Sugli extracomunitari, Italia e Romania sostengono il patto europeo per l'immigrazione che la Francia intende inserire tra le priorità del suo semestre di presidenza Ue, che inizierà il primo luglio: "Il patto - rimarca Frattini - riguarderà e deve riguardare i cittadini non comunitari". Dal canto suo, Comanescu garantisce che le minacce di ritorsione nei confronti delle imprese italiane in Romania non avranno alcun seguito: "Gli italiani presenti nel nostro paese sono considerati meglio di altri, e se ne apprezza il lavoro e il contributo allo sviluppo economico della Romania".

"Ci sono piú di 25mila aziende italiane che operano in Romania" ricorda Comanescu, aggiungendo: "Allo stesso tempo, e penso che siate tutti d'accordo, che anche la comunità romena in Italia, per la maggior parte, sia un fattore di crescita economica e di avvicinamento tra Romania e Italia.

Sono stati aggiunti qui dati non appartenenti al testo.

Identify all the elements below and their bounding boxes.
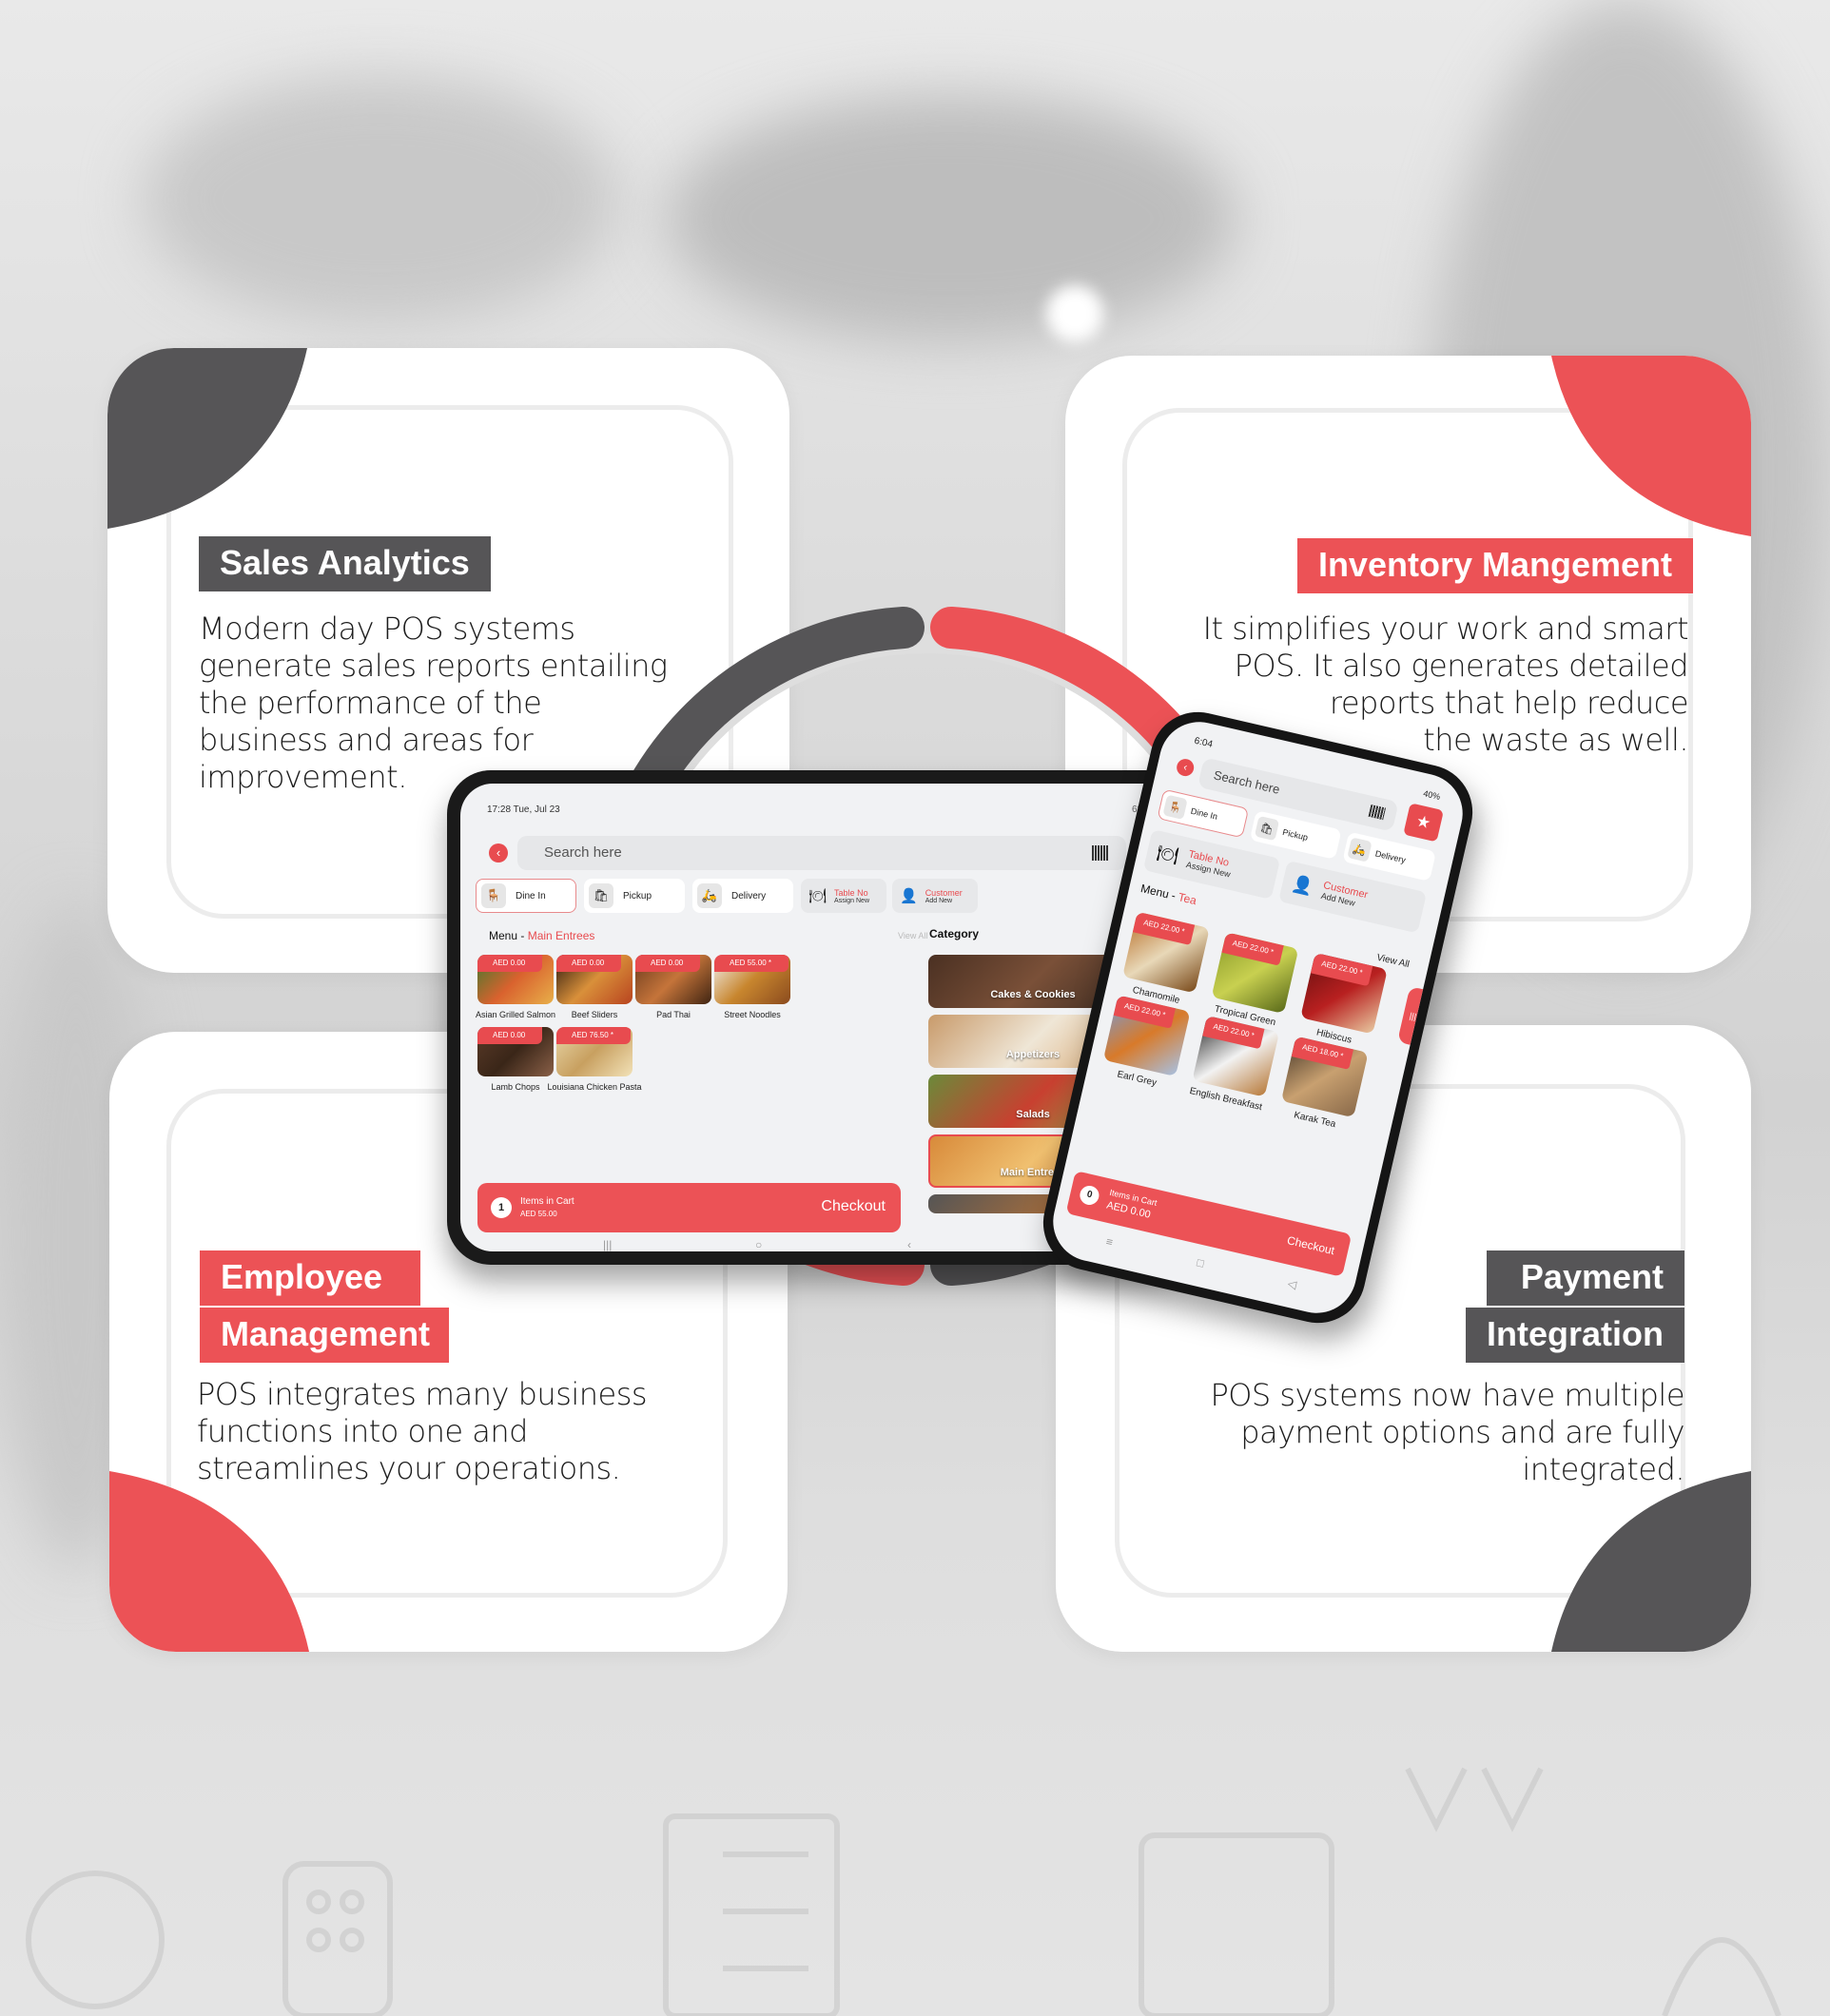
menu-item-price: AED 0.00	[635, 955, 701, 972]
order-type-label: Delivery	[1373, 848, 1407, 865]
search-placeholder: Search here	[1212, 767, 1281, 797]
barcode-scan-icon[interactable]	[1368, 804, 1387, 821]
add-user-icon: 👤	[900, 888, 918, 904]
view-all-link[interactable]: View All	[898, 931, 927, 940]
cart-label: Items in Cart	[520, 1196, 574, 1207]
search-placeholder: Search here	[544, 844, 622, 861]
assign-title: Customer	[925, 887, 963, 898]
menu-item-card[interactable]: AED 0.00	[556, 955, 633, 1004]
barcode-scan-icon[interactable]	[1092, 845, 1109, 861]
add-customer-button[interactable]: 👤 Customer Add New	[892, 879, 978, 913]
order-type-delivery[interactable]: 🛵 Delivery	[1342, 831, 1437, 882]
feature-description-employee-management: POS integrates many business functions i…	[197, 1376, 648, 1486]
search-input[interactable]: Search here	[517, 836, 1126, 870]
menu-item-price: AED 0.00	[477, 1027, 543, 1044]
cart-count-badge: 1	[491, 1197, 512, 1218]
assign-table-button[interactable]: 🍽 Table No Assign New	[801, 879, 886, 913]
cart-total: AED 55.00	[520, 1210, 557, 1218]
phone-status-time: 6:04	[1193, 735, 1214, 750]
feature-tag-payment-line1: Payment	[1486, 1250, 1684, 1306]
corner-quarter-circle-dark	[1551, 1471, 1751, 1652]
bag-icon: 🛍	[589, 883, 613, 908]
menu-item-name: Street Noodles	[724, 1010, 781, 1019]
menu-item-card[interactable]: AED 0.00	[477, 1027, 554, 1076]
menu-item-card[interactable]: AED 22.00 *	[1192, 1015, 1280, 1097]
cart-count-badge: 0	[1078, 1183, 1101, 1207]
nav-recents-button[interactable]: |||	[603, 1238, 612, 1251]
menu-item-card[interactable]: AED 55.00 *	[714, 955, 790, 1004]
menu-item-card[interactable]: AED 22.00 *	[1300, 952, 1388, 1035]
back-icon: ‹	[1182, 761, 1189, 774]
feature-tag-sales-analytics: Sales Analytics	[199, 536, 491, 591]
corner-quarter-circle-dark	[107, 348, 307, 529]
tablet-status-time: 17:28 Tue, Jul 23	[487, 804, 560, 815]
menu-heading: Menu - Main Entrees	[489, 929, 595, 942]
checkout-button[interactable]: Checkout	[1286, 1233, 1336, 1257]
assign-title: Table No	[834, 887, 868, 898]
menu-item-card[interactable]: AED 22.00 *	[1122, 911, 1210, 994]
menu-item-price: AED 0.00	[556, 955, 622, 972]
feature-tag-inventory-management: Inventory Mangement	[1296, 538, 1693, 593]
order-type-label: Dine In	[516, 890, 546, 901]
nav-back-button[interactable]: ‹	[907, 1238, 911, 1251]
feature-tag-employee-line2: Management	[200, 1308, 450, 1363]
cart-checkout-bar[interactable]: 0 Items in Cart AED 0.00 Checkout	[1065, 1171, 1353, 1277]
food-icon-pattern	[26, 1767, 1781, 2016]
menu-item-card[interactable]: AED 76.50 *	[556, 1027, 633, 1076]
nav-menu-button[interactable]: ≡	[1104, 1234, 1114, 1249]
back-button[interactable]: ‹	[1175, 757, 1196, 778]
scooter-icon: 🛵	[1347, 837, 1372, 863]
menu-heading: Menu - Tea	[1139, 882, 1198, 908]
menu-item-price: AED 55.00 *	[714, 955, 789, 972]
order-type-pickup[interactable]: 🛍 Pickup	[584, 879, 685, 913]
order-type-label: Dine In	[1189, 805, 1219, 822]
cart-checkout-bar[interactable]: 1 Items in Cart AED 55.00 Checkout	[477, 1183, 901, 1232]
order-type-dine-in[interactable]: 🪑 Dine In	[1157, 788, 1250, 839]
feature-description-payment-integration: POS systems now have multiple payment op…	[1210, 1377, 1684, 1487]
scooter-icon: 🛵	[697, 883, 722, 908]
menu-item-card[interactable]: AED 22.00 *	[1211, 932, 1299, 1014]
table-icon: 🍽	[1155, 842, 1181, 866]
menu-item-price: AED 0.00	[477, 955, 543, 972]
menu-item-card[interactable]: AED 22.00 *	[1102, 995, 1191, 1077]
menu-item-price: AED 22.00 *	[1221, 932, 1284, 966]
chair-icon: 🪑	[481, 883, 506, 908]
order-type-pickup[interactable]: 🛍 Pickup	[1249, 810, 1342, 860]
star-icon: ★	[1414, 811, 1433, 833]
favorite-button[interactable]: ★	[1403, 803, 1444, 843]
add-user-icon: 👤	[1290, 873, 1315, 897]
order-type-label: Pickup	[623, 890, 652, 901]
feature-tag-payment-line2: Integration	[1466, 1308, 1684, 1363]
order-type-label: Pickup	[1281, 826, 1310, 843]
bag-icon: 🛍	[1254, 815, 1280, 842]
order-type-dine-in[interactable]: 🪑 Dine In	[476, 879, 576, 913]
nav-home-button[interactable]: ○	[755, 1238, 762, 1251]
order-type-label: Delivery	[731, 890, 767, 901]
table-icon: 🍽	[808, 888, 827, 904]
menu-item-name: Louisiana Chicken Pasta	[547, 1082, 642, 1092]
back-icon: ‹	[496, 845, 501, 860]
feature-tag-employee-line1: Employee	[200, 1250, 421, 1306]
menu-item-card[interactable]: AED 0.00	[635, 955, 711, 1004]
menu-item-price: AED 22.00 *	[1132, 911, 1196, 946]
corner-quarter-circle-red	[1551, 356, 1751, 536]
menu-item-card[interactable]: AED 18.00 *	[1280, 1036, 1369, 1118]
category-heading: Category	[929, 927, 980, 940]
order-type-delivery[interactable]: 🛵 Delivery	[692, 879, 793, 913]
nav-home-button[interactable]: □	[1196, 1255, 1205, 1270]
phone-status-battery: 40%	[1422, 788, 1442, 803]
corner-quarter-circle-red	[109, 1471, 309, 1652]
chair-icon: 🪑	[1162, 794, 1188, 820]
menu-item-card[interactable]: AED 0.00	[477, 955, 554, 1004]
assign-sub: Add New	[925, 897, 953, 904]
nav-back-button[interactable]: ◁	[1286, 1276, 1297, 1291]
assign-sub: Assign New	[834, 897, 870, 904]
menu-item-price: AED 76.50 *	[556, 1027, 632, 1044]
back-button[interactable]: ‹	[489, 843, 508, 863]
menu-item-price: AED 22.00 *	[1310, 952, 1373, 987]
checkout-button[interactable]: Checkout	[821, 1198, 886, 1215]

Gli atti dei singoli - insomma - non possono essere considerati i reati di una nazione intera".

Fra i dossier di interesse comune, oltre all'immigrazione, Frattini cita la conferenza sul Mar Nero e l'Adriatico che sarà organizzata a Roma, la convergenza italo-romena sull'Unione per il Mediterraneo di Sarkozy (giudicata una "prospettiva eccellente") e i Balcani occidentali. Ma c'è "soprattutto l'economia", visto il massiccio interscambio che nel 2006 ha raggiunto la cifra record di 10,6 miliardi di euro e i robusti investimenti in Romania di grandi gruppi italiani, come Enel, Pirelli, Unicredit, Finmeccanica, Geox e Generali.

Il capitale che viene investito in Romania ammonta ad oltre 850 milioni di euro. Nel paese operano otto banche con capitale italiano. Ma è un legame a doppio filo, perch, ormai in Italia sono state avviate circa 17mila imprese e attività commerciali di cittadini romeni. "Ci siamo sempre trovati dalla stessa parte per obiettivi comuni" rimarca Comanescu. Non a caso, "l'Italia è stata fra i principali sostenitori dell'ingresso della Romania nell'Unione Europea". I due paesi, concludono i ministri, "sul piano bilaterale e in ambito comunitario, continueranno a lavorare insieme".